Sorry to be a latecomer to this post, but this is exactly what I'm working on now. I'm not sure if I understand how this is supposed to work. We are standing up SiteMinder and Liferay right now and I don't see how those three settings are enough to get it to work with SiteMinder. Can someone help me? What am I missing, I see no documentation on how to tell Liferay anything about the SiteMinder installation and policy servers, etc.
Posted on 1/25/10 11:53 AM.
Sorry Geoff I missed your comment somehow. Liferay does not do a deep integration with SiteMinder we only do SSO. The way you setup this is that you have the SiteMinder agent sitting in front of Liferay usually installed in Apache HTTPD. The agent takes care of connecting to policy servers and deciding whether the user is authenticated. The agent passes the request to Liferay and Liferay checks if this user is authenticated by SiteMinder if it is it does autologin with that user. The user information is usually retrieved from LDAP.

Hope this helps.
Posted on 2/10/10 12:32 AM in reply to Geoff Ruscoe.
I am new to LifeRay and would like to know where the Agent is? Do we get this from CA or is it in LifeRay?

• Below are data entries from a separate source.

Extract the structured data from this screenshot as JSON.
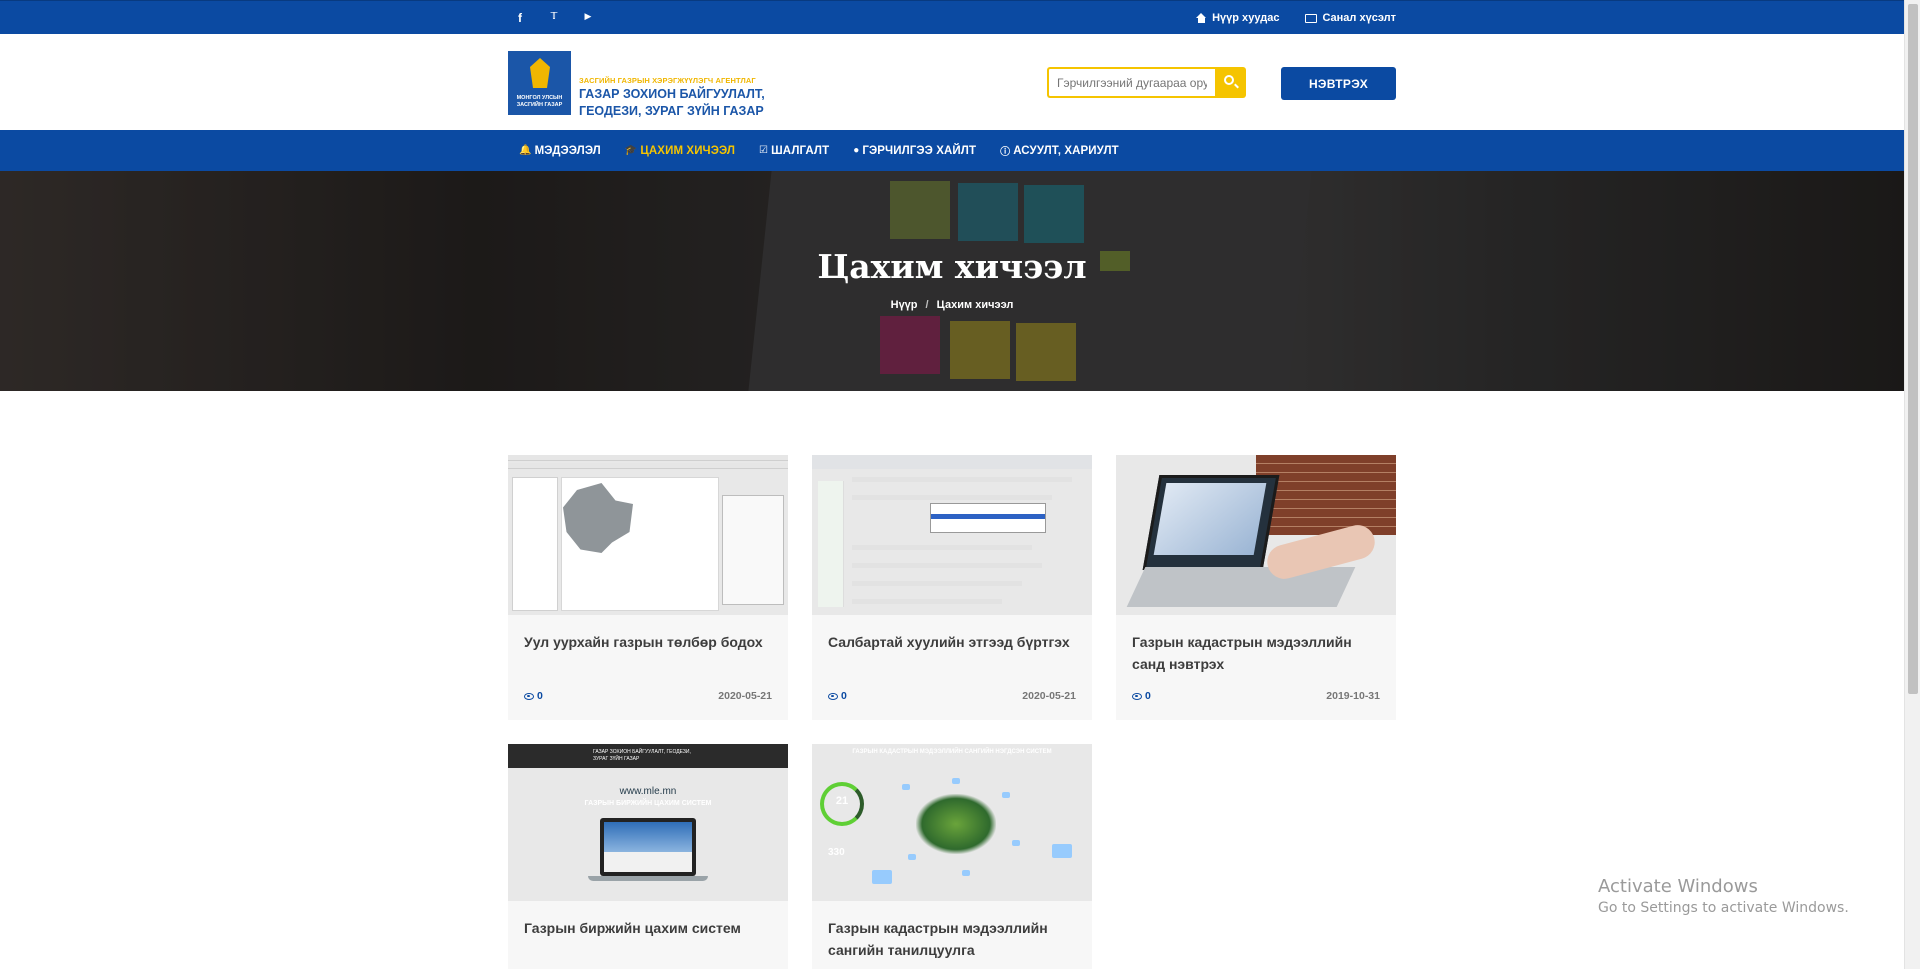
{
  "topbar": {
    "social": [
      {
        "icon": "facebook-icon",
        "glyph": "f"
      },
      {
        "icon": "twitter-icon",
        "glyph": "🐦"
      },
      {
        "icon": "youtube-icon",
        "glyph": "▶"
      }
    ],
    "home_label": "Нүүр хуудас",
    "feedback_label": "Санал хүсэлт"
  },
  "header": {
    "logo_emblem_text": "МОНГОЛ УЛСЫН ЗАСГИЙН ГАЗАР",
    "logo_line1": "ЗАСГИЙН ГАЗРЫН ХЭРЭГЖҮҮЛЭГЧ АГЕНТЛАГ",
    "logo_line2": "ГАЗАР ЗОХИОН БАЙГУУЛАЛТ,",
    "logo_line3": "ГЕОДЕЗИ, ЗУРАГ ЗҮЙН ГАЗАР",
    "search_placeholder": "Гэрчилгээний дугаараа оруулна уу",
    "login_label": "НЭВТРЭХ"
  },
  "nav": {
    "items": [
      {
        "label": "МЭДЭЭЛЭЛ",
        "icon": "bell-icon",
        "glyph": "🔔",
        "active": false
      },
      {
        "label": "ЦАХИМ ХИЧЭЭЛ",
        "icon": "graduation-cap-icon",
        "glyph": "🎓",
        "active": true
      },
      {
        "label": "ШАЛГАЛТ",
        "icon": "check-square-icon",
        "glyph": "☑",
        "active": false
      },
      {
        "label": "ГЭРЧИЛГЭЭ ХАЙЛТ",
        "icon": "circle-icon",
        "glyph": "●",
        "active": false
      },
      {
        "label": "АСУУЛТ, ХАРИУЛТ",
        "icon": "info-icon",
        "glyph": "ℹ",
        "active": false
      }
    ]
  },
  "hero": {
    "title": "Цахим хичээл",
    "breadcrumb_home": "Нүүр",
    "breadcrumb_current": "Цахим хичээл"
  },
  "courses": [
    {
      "title": "Уул уурхайн газрын төлбөр бодох",
      "views": "0",
      "date": "2020-05-21"
    },
    {
      "title": "Салбартай хуулийн этгээд бүртгэх",
      "views": "0",
      "date": "2020-05-21"
    },
    {
      "title": "Газрын кадастрын мэдээллийн санд нэвтрэх",
      "views": "0",
      "date": "2019-10-31"
    },
    {
      "title": "Газрын биржийн цахим систем",
      "views": "",
      "date": ""
    },
    {
      "title": "Газрын кадастрын мэдээллийн сангийн танилцуулга",
      "views": "",
      "date": ""
    }
  ],
  "thumb_text": {
    "mle_url": "www.mle.mn",
    "mle_subtitle": "ГАЗРЫН БИРЖИЙН ЦАХИМ СИСТЕМ",
    "mle_logo": "ГАЗАР ЗОХИОН БАЙГУУЛАЛТ, ГЕОДЕЗИ, ЗУРАГ ЗҮЙН ГАЗАР",
    "cad_title": "ГАЗРЫН КАДАСТРЫН МЭДЭЭЛЛИЙН САНГИЙН НЭГДСЭН СИСТЕМ",
    "cad_num1": "21",
    "cad_num2": "330"
  },
  "watermark": {
    "line1": "Activate Windows",
    "line2": "Go to Settings to activate Windows."
  },
  "colors": {
    "primary": "#0b4aa2",
    "accent": "#f5c400"
  }
}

Posted on 2/23/10 8:31 AM.
The agent is part of SiteMinder.
Posted on 2/23/10 9:15 AM in reply to Patrick Riley.
huanghuang tan
BTW, could you make a wiki article out of this entry? That way it's easier to find for people digging in the documentation and also becomes a place to extend the info when support for email is added.
Posted on 8/25/10 10:29 AM.
If I chose not to copy the user info from LDAP or if LDAP dont have the user's organization memebership etc., how can I build the complete user's profile with all the portal info like his organization mmebership, liferay role etc. I need this profile fully built/populated (just like the user logged in through the login portlet), because I want to display the users content/portlets based on his organization and roles. Should I do this manually using Liferay API?
Posted on 4/25/11 12:27 PM in reply to Mika Koivisto.